Getting back to business is always hard to do after Yom Tov. Two thoughts from the Ishbitza:
1) After keriyas yam suf, the Torah tells us that Moshe forced Bnei Yisrael to leave the riverbank, “vaysa Moshe es Yisrael m’Yam Suf”. Of course collecting the booty and spoils of Egypt was an enticement to linger, yet all we find mentioned in the text mentions is the shirah itself. The Ishbitza explains that shirah was a spiritual boost of energy that affected all of Bnei Yisrael, from Moshe Rabeinu down to the lowest maidservant – ra’asa shifcha al hayam mah she’lo ra’ah Yechezkel ben Buzi. It is very hard to walk away from a spiritual plateau once reached. Yet, not walking away poses a great danger – Torah demands constant growth and hischadshus, not leveling off and becoming satisfied with having reached any level.
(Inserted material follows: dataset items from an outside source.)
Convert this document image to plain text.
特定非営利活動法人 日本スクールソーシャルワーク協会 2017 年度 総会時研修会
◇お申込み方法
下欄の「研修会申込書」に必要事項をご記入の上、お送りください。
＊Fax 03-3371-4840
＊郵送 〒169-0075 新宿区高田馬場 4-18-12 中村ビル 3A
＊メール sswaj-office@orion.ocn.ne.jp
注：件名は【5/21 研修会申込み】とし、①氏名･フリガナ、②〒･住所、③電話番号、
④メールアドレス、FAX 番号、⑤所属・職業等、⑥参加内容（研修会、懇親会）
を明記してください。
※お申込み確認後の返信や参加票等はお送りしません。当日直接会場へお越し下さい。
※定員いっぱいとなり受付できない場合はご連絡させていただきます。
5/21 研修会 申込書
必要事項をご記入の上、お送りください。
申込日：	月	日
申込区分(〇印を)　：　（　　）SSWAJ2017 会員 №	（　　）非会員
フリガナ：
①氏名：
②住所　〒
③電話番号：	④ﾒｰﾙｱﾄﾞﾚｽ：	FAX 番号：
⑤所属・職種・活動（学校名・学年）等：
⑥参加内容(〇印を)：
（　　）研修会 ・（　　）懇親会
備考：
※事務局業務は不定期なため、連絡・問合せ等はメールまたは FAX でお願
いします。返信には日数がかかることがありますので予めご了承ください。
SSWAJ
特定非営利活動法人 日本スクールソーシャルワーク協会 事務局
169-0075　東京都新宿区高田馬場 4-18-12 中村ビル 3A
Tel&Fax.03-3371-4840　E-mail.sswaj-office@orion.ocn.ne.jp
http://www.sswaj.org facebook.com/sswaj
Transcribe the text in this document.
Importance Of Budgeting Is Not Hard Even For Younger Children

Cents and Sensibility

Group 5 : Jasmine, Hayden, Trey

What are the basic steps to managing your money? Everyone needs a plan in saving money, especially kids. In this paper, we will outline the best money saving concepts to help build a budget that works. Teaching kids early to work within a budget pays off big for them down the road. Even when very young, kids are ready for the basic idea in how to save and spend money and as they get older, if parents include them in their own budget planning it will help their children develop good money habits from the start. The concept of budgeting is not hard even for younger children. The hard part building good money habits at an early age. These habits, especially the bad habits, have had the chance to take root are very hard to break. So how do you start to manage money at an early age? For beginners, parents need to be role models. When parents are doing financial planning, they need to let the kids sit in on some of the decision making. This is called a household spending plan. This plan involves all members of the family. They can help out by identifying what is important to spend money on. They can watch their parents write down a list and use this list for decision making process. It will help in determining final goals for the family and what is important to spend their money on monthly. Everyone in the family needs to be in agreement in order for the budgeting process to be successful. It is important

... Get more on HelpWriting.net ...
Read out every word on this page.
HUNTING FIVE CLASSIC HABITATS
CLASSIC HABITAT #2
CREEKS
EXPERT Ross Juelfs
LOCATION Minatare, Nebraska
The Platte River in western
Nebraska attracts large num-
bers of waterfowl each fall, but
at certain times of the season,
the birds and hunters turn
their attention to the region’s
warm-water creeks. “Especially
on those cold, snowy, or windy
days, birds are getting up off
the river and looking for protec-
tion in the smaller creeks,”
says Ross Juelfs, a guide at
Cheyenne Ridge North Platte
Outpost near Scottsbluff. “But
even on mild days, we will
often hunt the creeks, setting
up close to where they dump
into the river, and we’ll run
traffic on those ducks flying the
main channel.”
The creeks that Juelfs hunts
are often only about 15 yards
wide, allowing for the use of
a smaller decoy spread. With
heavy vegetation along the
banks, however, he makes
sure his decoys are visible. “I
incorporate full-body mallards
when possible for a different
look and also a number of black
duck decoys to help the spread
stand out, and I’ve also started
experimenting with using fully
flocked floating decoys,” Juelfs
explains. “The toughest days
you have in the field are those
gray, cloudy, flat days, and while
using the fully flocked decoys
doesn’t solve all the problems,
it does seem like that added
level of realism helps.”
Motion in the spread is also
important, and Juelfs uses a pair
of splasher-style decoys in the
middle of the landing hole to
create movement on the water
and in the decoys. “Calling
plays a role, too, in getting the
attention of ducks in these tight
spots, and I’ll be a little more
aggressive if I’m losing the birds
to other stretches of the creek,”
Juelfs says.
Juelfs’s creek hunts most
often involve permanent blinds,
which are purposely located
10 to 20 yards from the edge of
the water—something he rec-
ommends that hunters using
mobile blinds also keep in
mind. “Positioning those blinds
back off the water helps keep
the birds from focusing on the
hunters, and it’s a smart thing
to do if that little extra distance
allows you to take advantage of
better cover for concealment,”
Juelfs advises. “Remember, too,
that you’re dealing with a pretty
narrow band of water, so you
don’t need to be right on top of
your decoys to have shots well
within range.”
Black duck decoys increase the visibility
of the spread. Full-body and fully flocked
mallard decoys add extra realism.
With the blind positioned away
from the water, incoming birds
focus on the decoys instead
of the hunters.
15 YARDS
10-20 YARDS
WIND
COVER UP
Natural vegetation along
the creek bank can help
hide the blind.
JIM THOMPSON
Precisely because shirah already had such a powerful affect on the entire nation, Moshe realized nothing more would be gained by simply lingering at the same location. After appreciating an accomplishment, one must be willing to walk away and move on to the next set of challenges.
2) After leaving Yam Suf, Bnei Yisrael walked in the desert for three days with no water. In response to the people’s murmuring, Hashem showed Moshe a branch which turned the bitter waters which were found into sweet potable water. When walking away from a spiritual plateau, we should not fool ourselves into thinking we will immediately experience the same spiritual energy that brought us to past accomplishments – we may find ourselves thirsting for the water of Torah and spirituality and not find any to drink. This too, writes the Ishbitza, is part of the process of growth. Eventually those bitter waters can be turned into a sweet oasis, but what appears to be spiritual “downtime” is an inevitable part of journeying to greater heights.